Они вернулись к скамье. Василиса шарила палкой, Павел Алексеевич поддерживал ее под локоть. Странное дело, этот красивый коровий глаз ничего не видел?

Повязка была положена грамотно, бинт прекрасного качества, видимо, заграничный. Он снял повязку, открепил защитный колпачок с одного глаза. Под ним была еще марлевая прокладка. Осторожно ее отклеил. Все швы были внутренние. Глаз отекший, веки чуть слипшиеся.

– Ну, открывай глаз, Василиса.

Она медлила. Потом открыла. Второй, который он успел уже распечатать, она загородила ладонью. Посмотрела на него одним глазом:

– Ты нисколько не изменился, Павел Алексеевич.

– А второй? – спросил он.

– Нет, я со вторым пока погожу. Мне так привычней. Так ты меня простил, что ли?

– Да я на тебя, дуру, и не сердился.

Она снова засмеялась. Смех у нее был девичий, застенчивый. Он решительно повернул к себе ее покрытую коврового рисунка платком голову, распечатал второй глаз. Она ойкнула совсем уж по-детски. Потом закрыла рот рукой и сказала просительно:

– Ладно, ты иди теперь. Еще, бог даст, свидимся. Делов-то много...

Он встал со скамьи, вздохнул и задал-таки вопрос, который ему с самого начала хотелось задать:

– Слушай, Василиса, а почему ты с палочкой ходила? Разве третий глаз не видит?

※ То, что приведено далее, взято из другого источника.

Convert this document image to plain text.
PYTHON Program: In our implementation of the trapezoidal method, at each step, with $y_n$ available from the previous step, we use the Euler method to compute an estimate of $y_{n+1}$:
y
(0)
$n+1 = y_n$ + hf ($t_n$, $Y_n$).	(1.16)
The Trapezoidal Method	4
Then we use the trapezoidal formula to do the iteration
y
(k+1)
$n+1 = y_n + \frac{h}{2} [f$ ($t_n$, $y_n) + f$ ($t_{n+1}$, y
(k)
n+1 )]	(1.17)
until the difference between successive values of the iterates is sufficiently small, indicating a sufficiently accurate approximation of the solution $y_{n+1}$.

– Он никудышный. Ничего не видит.

– Совсем ничего?

– Не совсем. Вот тебя издали увидела, какой ты взаправду.

– Какой?

– Да так не скажешь... В образе и подобии ты...

Он махнул рукой и пошел.

15

Тропинка теперь поднималась в гору. Когда он оказался на вершине холма, увидел сверху неширокую петлистую речку. В песчаной бухточке на берегу реки горел почти невидимый в солнечных лучах костер, над которым висел закопченный котелок. Возле костра, спиной к Бритоголовому, сидел сутулый старик с остатками седых волос под блестящей лысиной. Бритоголовый подошел, поздоровался.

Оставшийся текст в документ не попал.